Nitekim Yargıtay 4. Ceza Dairesi, 2021/40000E., 2024/14378K. Sayılı kararında; “kişilerin huzur ve sükununu bozma suçunun takibinin şikayete bağlı olması, mağdur …’in karardan sonra verdiği 21.07.2022 tarihli dilekçesi ile sanık hakkındaki şikayetinden vazgeçmesi ve sanığında şikayetten vazgeçmeyi kabul etmiş olması karşısında, sanığın bu mağdura yönelik eyleminde düşme kararı verilmesinde zorunluluk bulunması,” yönünde karar vermiştir.

Ceza Muhakemeleri Kanunu’nun 253. Maddesinde belirtildiği üzere, soruşturulması ve kovuşturulması şikâyete bağlı suçlar; uzlaştırmaya tabidir. Bu sebeple kişilerin huzur ve sükununu bozma suçu işlendiği takdirde, öncelikle uzlaştırma yoluna gidilmesi gerekir.

E. Zamanaşımı

Kişilerin huzurunu ve sükununu bozma suçunun dava zamanaşımı süresi 8 yıldır.

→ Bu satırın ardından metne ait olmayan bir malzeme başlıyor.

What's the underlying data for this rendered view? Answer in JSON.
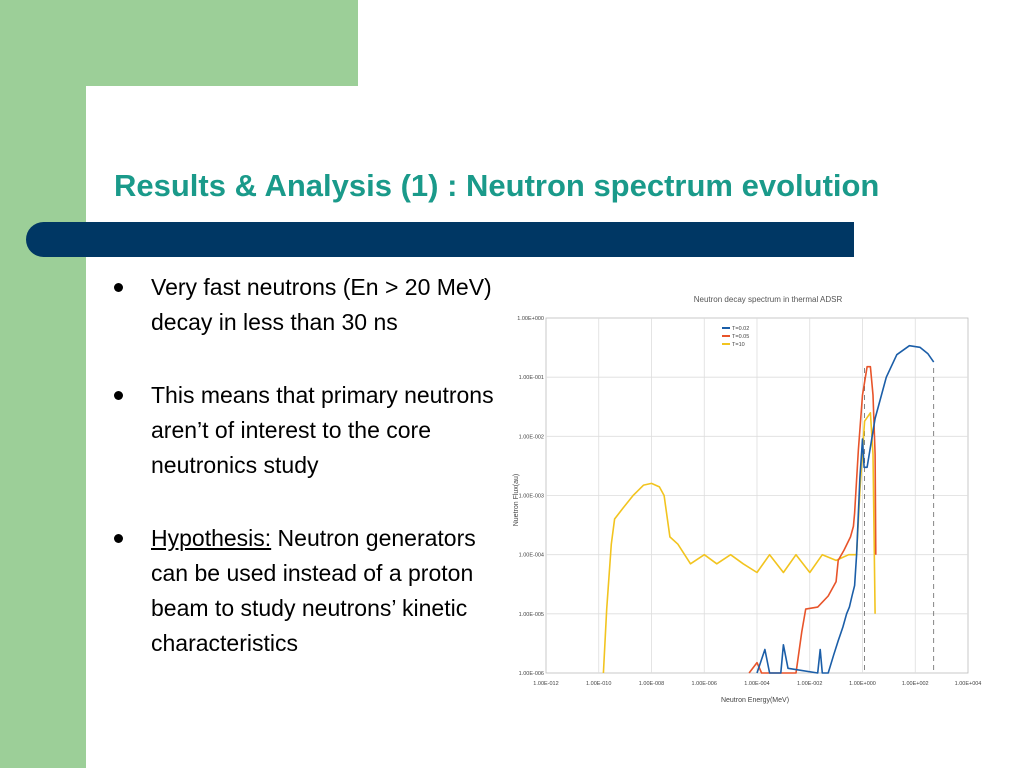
{
  "slide": {
    "title": "Results & Analysis (1) : Neutron spectrum evolution",
    "accent_green": "#9ccf98",
    "accent_navy": "#003764",
    "title_color": "#1a9a8a"
  },
  "bullets": [
    {
      "text": "Very fast neutrons (En > 20 MeV) decay in less than 30 ns"
    },
    {
      "text": "This means that primary neutrons aren’t of interest to the core neutronics study"
    },
    {
      "lead": "Hypothesis:",
      "text": " Neutron generators can be used instead of a proton beam to study neutrons’ kinetic characteristics"
    }
  ],
  "chart_data": {
    "type": "line",
    "title": "Neutron decay spectrum in thermal ADSR",
    "xlabel": "Neutron Energy(MeV)",
    "ylabel": "Nuetron Flux(au)",
    "x_scale": "log",
    "y_scale": "log",
    "xlim": [
      1e-12,
      10000
    ],
    "ylim": [
      1e-06,
      1
    ],
    "x_ticks": [
      "1.00E-012",
      "1.00E-010",
      "1.00E-008",
      "1.00E-006",
      "1.00E-004",
      "1.00E-002",
      "1.00E+000",
      "1.00E+002",
      "1.00E+004"
    ],
    "y_ticks": [
      "1.00E-006",
      "1.00E-005",
      "1.00E-004",
      "1.00E-003",
      "1.00E-002",
      "1.00E-001",
      "1.00E+000"
    ],
    "grid": true,
    "legend_position": "top-left",
    "reference_lines_x": [
      1.2,
      500
    ],
    "series": [
      {
        "name": "T=0.02",
        "color": "#1b5ea8",
        "points": [
          [
            0.0001,
            1e-06
          ],
          [
            0.0002,
            2.5e-06
          ],
          [
            0.0003,
            1e-06
          ],
          [
            0.0008,
            1e-06
          ],
          [
            0.001,
            3e-06
          ],
          [
            0.0015,
            1.2e-06
          ],
          [
            0.02,
            1e-06
          ],
          [
            0.025,
            2.5e-06
          ],
          [
            0.03,
            1e-06
          ],
          [
            0.05,
            1e-06
          ],
          [
            0.08,
            2e-06
          ],
          [
            0.12,
            3.5e-06
          ],
          [
            0.18,
            6e-06
          ],
          [
            0.25,
            1e-05
          ],
          [
            0.32,
            1.3e-05
          ],
          [
            0.4,
            2e-05
          ],
          [
            0.5,
            3e-05
          ],
          [
            0.6,
            0.0001
          ],
          [
            0.8,
            0.002
          ],
          [
            1.0,
            0.009
          ],
          [
            1.15,
            0.003
          ],
          [
            1.5,
            0.003
          ],
          [
            3,
            0.02
          ],
          [
            8,
            0.1
          ],
          [
            20,
            0.24
          ],
          [
            60,
            0.34
          ],
          [
            150,
            0.32
          ],
          [
            300,
            0.25
          ],
          [
            500,
            0.18
          ]
        ]
      },
      {
        "name": "T=0.05",
        "color": "#e8542a",
        "points": [
          [
            5e-05,
            1e-06
          ],
          [
            0.0001,
            1.5e-06
          ],
          [
            0.00015,
            1e-06
          ],
          [
            0.0003,
            1e-06
          ],
          [
            0.0008,
            1e-06
          ],
          [
            0.003,
            1e-06
          ],
          [
            0.005,
            5e-06
          ],
          [
            0.007,
            1.2e-05
          ],
          [
            0.02,
            1.3e-05
          ],
          [
            0.05,
            2e-05
          ],
          [
            0.1,
            3.5e-05
          ],
          [
            0.12,
            8e-05
          ],
          [
            0.2,
            0.00012
          ],
          [
            0.35,
            0.0002
          ],
          [
            0.45,
            0.0003
          ],
          [
            0.5,
            0.0005
          ],
          [
            0.7,
            0.006
          ],
          [
            1.0,
            0.05
          ],
          [
            1.5,
            0.15
          ],
          [
            2.0,
            0.15
          ],
          [
            2.5,
            0.05
          ],
          [
            3,
            0.005
          ],
          [
            3.2,
            0.0001
          ]
        ]
      },
      {
        "name": "T=10",
        "color": "#f2c41f",
        "points": [
          [
            1.5e-10,
            1e-06
          ],
          [
            2e-10,
            1.2e-05
          ],
          [
            3e-10,
            0.00015
          ],
          [
            4e-10,
            0.0004
          ],
          [
            8e-10,
            0.0006
          ],
          [
            2e-09,
            0.001
          ],
          [
            5e-09,
            0.0015
          ],
          [
            1e-08,
            0.0016
          ],
          [
            2e-08,
            0.0014
          ],
          [
            3e-08,
            0.001
          ],
          [
            5e-08,
            0.0002
          ],
          [
            1e-07,
            0.00015
          ],
          [
            3e-07,
            7e-05
          ],
          [
            1e-06,
            0.0001
          ],
          [
            3e-06,
            7e-05
          ],
          [
            1e-05,
            0.0001
          ],
          [
            3e-05,
            7e-05
          ],
          [
            0.0001,
            5e-05
          ],
          [
            0.0003,
            0.0001
          ],
          [
            0.001,
            5e-05
          ],
          [
            0.003,
            0.0001
          ],
          [
            0.01,
            5e-05
          ],
          [
            0.03,
            0.0001
          ],
          [
            0.1,
            8e-05
          ],
          [
            0.3,
            0.0001
          ],
          [
            0.6,
            0.0001
          ],
          [
            0.8,
            0.0012
          ],
          [
            1.2,
            0.018
          ],
          [
            2.0,
            0.025
          ],
          [
            2.5,
            0.005
          ],
          [
            3,
            1e-05
          ]
        ]
      }
    ]
  }
}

Bu süre, suça sebebiyet veren olayın gerçekleştiği tarihte başlamaktadır. Dolayısıyla suçun cezalandırılması için, olay tarihinden itibaren (eğer zamanaşımı süresini kesen bir neden varsa o tarihten itibaren) 8 yıllık zamanaşımı süresinin geçmemiş olması gerekir.

Nitekim Yargıtay Ceza Dairesinin sayılı kararında “kamu davası açılmış ise de; sanığa atılı suçun olağan zaman aşımı süresinin 8 yıl olduğu ve zaman aşımını kesen son işlemin sanık hakkında verilen 10/03/2014 tarihli mahkumiyet hükmü olduğu ve bu tarih üzerinden 8 yıllık olağan zaman aşımının 10/03/2022 tarihinde dolduğu anlaşıldığından sanık hakkında kişilerin huzur ve sükununu bozma suçundan açılan kamu davasının (…) düşürülmesine” karar vermiştir.

F. Yargılama ve Yaptırım

Kişilerin huzur ve sükununu bozma suçunun yargılaması, görev bakımından asliye ceza mahkemelerinde yapılmaktadır. Yer bakımından yetkisi incelendiğinde ise, davaya bakma yetkisi; suçun işlendiği yer mahkemesine aittir. Başka bir anlatımla, bu suçun yargılamasının; suçun işlendiği yerdeki asliye ceza mahkemelerinde yürütülmesi gerekmektedir. Buna göre örneğin Ankara yargı çevresine bağlı bulunan bir yerde bu suç işlenirse; Ankara Asliye Ceza Mahkemeleri suçun yargılamasında yetkili olacaktır.

Maddede açıkça belirtildiği üzere, suçun sübuta erdiğine kanaat getirilirse; faile, üç aydan bir yıla kadar hapis cezası verilebilecektir.